Buehler, who will be a free agent at the end of the season, has struck out 11 batters in his past two starts, including five on Monday, and has thrived on the road in hostile environments in October. This continues the trend of Buehler shining in the postseason. After his five shutout innings against the Yankees in Game 3, he is 2-0 with a 0.50 ERA in three career World Series starts.

“I think if you took out that second inning (at San Diego in the NLDS) where we didn’t play good defense behind him, he would have thrown nothing but zeros in the postseason,” Roberts said.

Buehler admitted there is something about the postseason that helps him find that little something extra.

“As bold as it is to say, it takes adrenaline and stuff like that to really get me going mentally,” he said. “I wish I felt that all year… but there’s something different in the playoffs. And I think for me personally, the way I’m getting through these playoffs now is really encouraging, at least in the long run for me. Just because I know it’s in there, and I just need to unlock it a little bit.

Perhaps the biggest story of this World Series for the Dodgers was the performance of their starting rotation.
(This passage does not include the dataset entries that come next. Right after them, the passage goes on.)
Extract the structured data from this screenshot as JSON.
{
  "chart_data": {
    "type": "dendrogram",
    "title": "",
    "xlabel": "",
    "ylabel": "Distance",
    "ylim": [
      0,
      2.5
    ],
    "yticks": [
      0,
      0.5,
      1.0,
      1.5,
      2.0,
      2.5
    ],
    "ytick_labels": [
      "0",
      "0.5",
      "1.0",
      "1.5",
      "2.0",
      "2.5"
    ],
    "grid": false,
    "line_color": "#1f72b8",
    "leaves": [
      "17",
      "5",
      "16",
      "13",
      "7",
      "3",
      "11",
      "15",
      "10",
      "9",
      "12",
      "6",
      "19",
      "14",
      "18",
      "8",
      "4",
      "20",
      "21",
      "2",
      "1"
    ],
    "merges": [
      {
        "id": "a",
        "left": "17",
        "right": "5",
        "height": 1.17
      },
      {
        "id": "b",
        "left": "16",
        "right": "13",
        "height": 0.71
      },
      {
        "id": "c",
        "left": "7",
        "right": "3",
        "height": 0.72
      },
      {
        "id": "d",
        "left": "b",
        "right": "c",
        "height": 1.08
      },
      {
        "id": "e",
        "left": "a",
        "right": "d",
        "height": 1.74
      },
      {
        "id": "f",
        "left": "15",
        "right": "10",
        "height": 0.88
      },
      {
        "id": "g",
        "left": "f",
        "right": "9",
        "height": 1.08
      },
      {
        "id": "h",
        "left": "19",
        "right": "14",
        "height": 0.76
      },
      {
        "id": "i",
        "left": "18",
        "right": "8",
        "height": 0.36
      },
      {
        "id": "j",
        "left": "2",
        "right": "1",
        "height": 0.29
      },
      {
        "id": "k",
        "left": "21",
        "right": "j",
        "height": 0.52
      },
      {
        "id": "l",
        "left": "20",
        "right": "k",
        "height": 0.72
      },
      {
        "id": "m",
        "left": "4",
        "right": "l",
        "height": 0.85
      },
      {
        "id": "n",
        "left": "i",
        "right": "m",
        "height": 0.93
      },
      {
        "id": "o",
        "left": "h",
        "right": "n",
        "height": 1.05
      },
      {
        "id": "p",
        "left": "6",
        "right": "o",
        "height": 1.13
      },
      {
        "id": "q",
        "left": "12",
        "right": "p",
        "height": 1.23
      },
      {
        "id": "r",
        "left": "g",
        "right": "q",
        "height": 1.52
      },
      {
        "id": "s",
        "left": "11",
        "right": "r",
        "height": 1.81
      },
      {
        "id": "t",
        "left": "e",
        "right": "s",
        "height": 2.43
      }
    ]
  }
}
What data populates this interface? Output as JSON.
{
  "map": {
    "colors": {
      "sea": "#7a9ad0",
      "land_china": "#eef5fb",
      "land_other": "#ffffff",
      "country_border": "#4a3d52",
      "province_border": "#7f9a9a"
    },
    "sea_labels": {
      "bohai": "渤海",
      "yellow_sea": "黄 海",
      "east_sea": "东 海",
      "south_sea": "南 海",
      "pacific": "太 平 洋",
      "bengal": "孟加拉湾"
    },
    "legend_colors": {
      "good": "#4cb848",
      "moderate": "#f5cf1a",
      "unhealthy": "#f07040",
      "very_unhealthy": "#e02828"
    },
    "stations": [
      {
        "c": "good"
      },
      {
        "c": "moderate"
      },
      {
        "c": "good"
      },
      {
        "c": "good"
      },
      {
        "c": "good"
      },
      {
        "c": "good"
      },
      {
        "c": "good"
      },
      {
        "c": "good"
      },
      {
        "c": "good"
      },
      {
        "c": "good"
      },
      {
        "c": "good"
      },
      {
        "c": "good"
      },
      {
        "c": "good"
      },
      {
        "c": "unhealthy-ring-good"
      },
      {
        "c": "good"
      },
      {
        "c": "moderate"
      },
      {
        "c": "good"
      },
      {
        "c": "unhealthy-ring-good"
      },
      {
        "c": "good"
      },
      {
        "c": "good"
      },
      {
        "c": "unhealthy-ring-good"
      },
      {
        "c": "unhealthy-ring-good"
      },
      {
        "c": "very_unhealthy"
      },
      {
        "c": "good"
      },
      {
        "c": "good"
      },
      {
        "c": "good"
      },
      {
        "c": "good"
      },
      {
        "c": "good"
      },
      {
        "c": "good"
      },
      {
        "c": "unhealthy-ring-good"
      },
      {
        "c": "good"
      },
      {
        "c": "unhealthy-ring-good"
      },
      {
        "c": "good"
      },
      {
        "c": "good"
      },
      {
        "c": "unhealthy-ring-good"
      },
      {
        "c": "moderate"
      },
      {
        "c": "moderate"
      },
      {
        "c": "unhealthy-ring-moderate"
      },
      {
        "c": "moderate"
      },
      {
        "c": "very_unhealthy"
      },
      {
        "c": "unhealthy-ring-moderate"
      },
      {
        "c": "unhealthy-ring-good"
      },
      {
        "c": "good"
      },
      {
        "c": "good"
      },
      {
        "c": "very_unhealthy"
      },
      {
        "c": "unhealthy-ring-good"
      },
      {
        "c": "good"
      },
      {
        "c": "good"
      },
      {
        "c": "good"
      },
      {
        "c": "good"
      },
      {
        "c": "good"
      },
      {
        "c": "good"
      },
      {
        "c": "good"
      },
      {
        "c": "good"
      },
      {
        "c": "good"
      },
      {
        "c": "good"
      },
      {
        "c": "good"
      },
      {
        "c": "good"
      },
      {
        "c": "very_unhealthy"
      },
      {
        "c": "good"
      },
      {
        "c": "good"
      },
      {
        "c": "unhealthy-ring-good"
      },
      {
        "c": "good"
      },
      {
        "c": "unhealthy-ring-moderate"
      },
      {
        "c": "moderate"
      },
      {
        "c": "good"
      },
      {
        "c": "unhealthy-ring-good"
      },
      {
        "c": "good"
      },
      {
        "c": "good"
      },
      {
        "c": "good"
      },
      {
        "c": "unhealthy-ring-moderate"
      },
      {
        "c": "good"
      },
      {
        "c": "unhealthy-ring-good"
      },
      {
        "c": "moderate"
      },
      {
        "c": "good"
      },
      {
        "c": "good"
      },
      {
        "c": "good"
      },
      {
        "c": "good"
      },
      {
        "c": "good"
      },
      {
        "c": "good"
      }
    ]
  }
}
The trio of Jack Flaherty, Yoshinobu Yamamoto and Buehler seemed like the team’s biggest question this series, yet they still throw perhaps their best games ever in the team’s biggest moments.

Through three World Series games, the Dodgers’ three starters have thrown a combined 16 2/3 innings while allowing just three earned runs on eight hits. Flaherty, Yamamoto and Buehler have each gone at least five innings in their starts as well.

“I think there’s definitely been a lot said about the rotation given the injuries we’ve had in the postseason,” Roberts said. “But I think we just came together collectively because we felt like the 13 guys on our roster, as far as pitchers go, were going to do a good job of preventing runs.”

After Monday, the Dodgers pitchers only need 27 outs.